Sverre Arestad

When I embarked on an academic career in the late '50s--at age 45, a housewife with seven children at home, it was Dr. Sverre Arestad, the head of the Scandinavian Department, who gave me the most encouragement.

Under his guidance, I was able to earn a teaching certificate as well as a master's degree in Scandinavian Languages and Literature.

My tuition was mostly paid for by scholarships and I attended classes early in the morning and evening, riding on buses to the campus from my home near Bothell. After I started teaching Dr Arestad arranged for both my teacher-husband and me to attend seminars following our last class of the day so that we both earned master's degrees at the same time.

It was through Dr. Arestad's recommendations that I was able to attend UCLA one summer as part of a team of educators writing a text book for the teaching of Norwegian.

Although I became an English teacher, I also taught Norwegian classes at night school whenever there was an interest shown for the class, mostly at Shoreline Community College. Now I have retired from teaching and live in the San Juan Islands. However, occasionally I still teach Norwegian classes at Skagit Valley College.

When I consider the rewards I received through a long successful career, I would like to give credit to this wonderful educator, Dr. Sverre Arestad, who advised, encouraged and helped me and many other students achieve our goals.

Gurina McIlrath Palmer, '63
Friday Harbor

How pleased I was to read of your offer to alumni to write about a remembered professor from earlier days at the UW. Like Ann Rule (from the early '50s), I, too, remember Mark Harris from a later date. How well I recall the 20 or so students sitting around a large table in Parrington Hall for novel writing ... only by the early '60s he was reading aloud the students' writing efforts. I remember his reading from my "novel" and his continual stopping to laugh. "This one reminds me of 'The Egg and I,' " he chuckled. I was pleased at his response for, indeed, I didn't mind comparison to Betty McDonald.

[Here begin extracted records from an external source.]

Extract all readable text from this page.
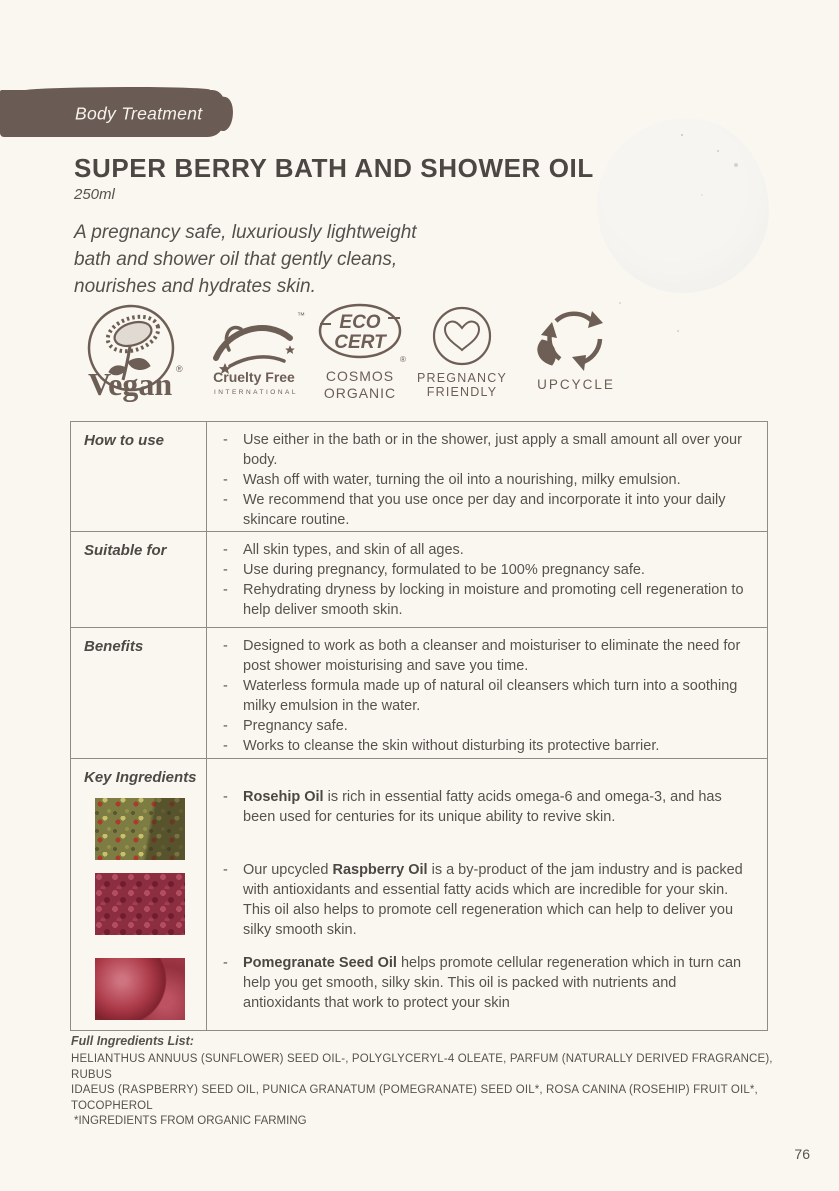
Body Treatment
SUPER BERRY BATH AND SHOWER OIL
250ml
A pregnancy safe, luxuriously lightweight
bath and shower oil that gently cleans,
nourishes and hydrates skin.
Vegan ®
™
Cruelty Free
INTERNATIONAL
ECO
CERT
®
COSMOS
ORGANIC
PREGNANCY
FRIENDLY	UPCYCLE
How to use	- Use either in the bath or in the shower, just apply a small amount all over your body.
- Wash off with water, turning the oil into a nourishing, milky emulsion.
- We recommend that you use once per day and incorporate it into your daily skincare routine.
Suitable for	- All skin types, and skin of all ages.
- Use during pregnancy, formulated to be 100% pregnancy safe.
- Rehydrating dryness by locking in moisture and promoting cell regeneration to help deliver smooth skin.
Benefits	- Designed to work as both a cleanser and moisturiser to eliminate the need for post shower moisturising and save you time.
- Waterless formula made up of natural oil cleansers which turn into a soothing milky emulsion in the water.
- Pregnancy safe.
- Works to cleanse the skin without disturbing its protective barrier.
Key Ingredients
- Rosehip Oil is rich in essential fatty acids omega-6 and omega-3, and has been used for centuries for its unique ability to revive skin.
- Our upcycled Raspberry Oil is a by-product of the jam industry and is packed with antioxidants and essential fatty acids which are incredible for your skin. This oil also helps to promote cell regeneration which can help to deliver you silky smooth skin.
- Pomegranate Seed Oil helps promote cellular regeneration which in turn can help you get smooth, silky skin. This oil is packed with nutrients and antioxidants that work to protect your skin
Full Ingredients List:
HELIANTHUS ANNUUS (SUNFLOWER) SEED OIL-, POLYGLYCERYL-4 OLEATE, PARFUM (NATURALLY DERIVED FRAGRANCE), RUBUS
IDAEUS (RASPBERRY) SEED OIL, PUNICA GRANATUM (POMEGRANATE) SEED OIL*, ROSA CANINA (ROSEHIP) FRUIT OIL*, TOCOPHEROL
*INGREDIENTS FROM ORGANIC FARMING
76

In addition to Mark Harris, I want to pay tribute to Dr. Sverre Arestad of the UW.'s Scandinavian Department. He taught Norwegian language and Scandinavian Literature... and what a dynamic professor he was! I well remember my first day in Norwegian 101 in September 1960. He took roll call by calling student names with a Norwegian pronunciation. My name was Mary Steen and although I had grown up around Norwegians, I had never heard the last name pronounced 'Stay-en."

"Mar-ri Stay-en," I heard Dr. Arestad say. "Mar-ri Stay-en." After the third or fourth time, I thought maybe he's saying Mary Steen, so I finally responded. I loved that class, took every Norwegian class I could for two years, and ended with a minor in Norwegian and a major in English (writing rather than lit.) How I wish I could have had Dr. Arestad before my junior year because he really encouraged me to go into teaching (and, as he put it, perhaps I could also teach some Norwegian in whatever school I was in). Thanks to Dr. Arestad, for the first time I truly became interested in teaching as a vocation. However, I was determined to graduate in four years ... so maybe, I said, I would return to obtain a teaching certificate.

Although I've worked for three school districts from writing and editing work in one district to theme reading for the past nine years in Kent School District, I have never gone back to school for my teaching certificate. I think often of Dr. Arestad and how I should have listened more carefully to him--in English.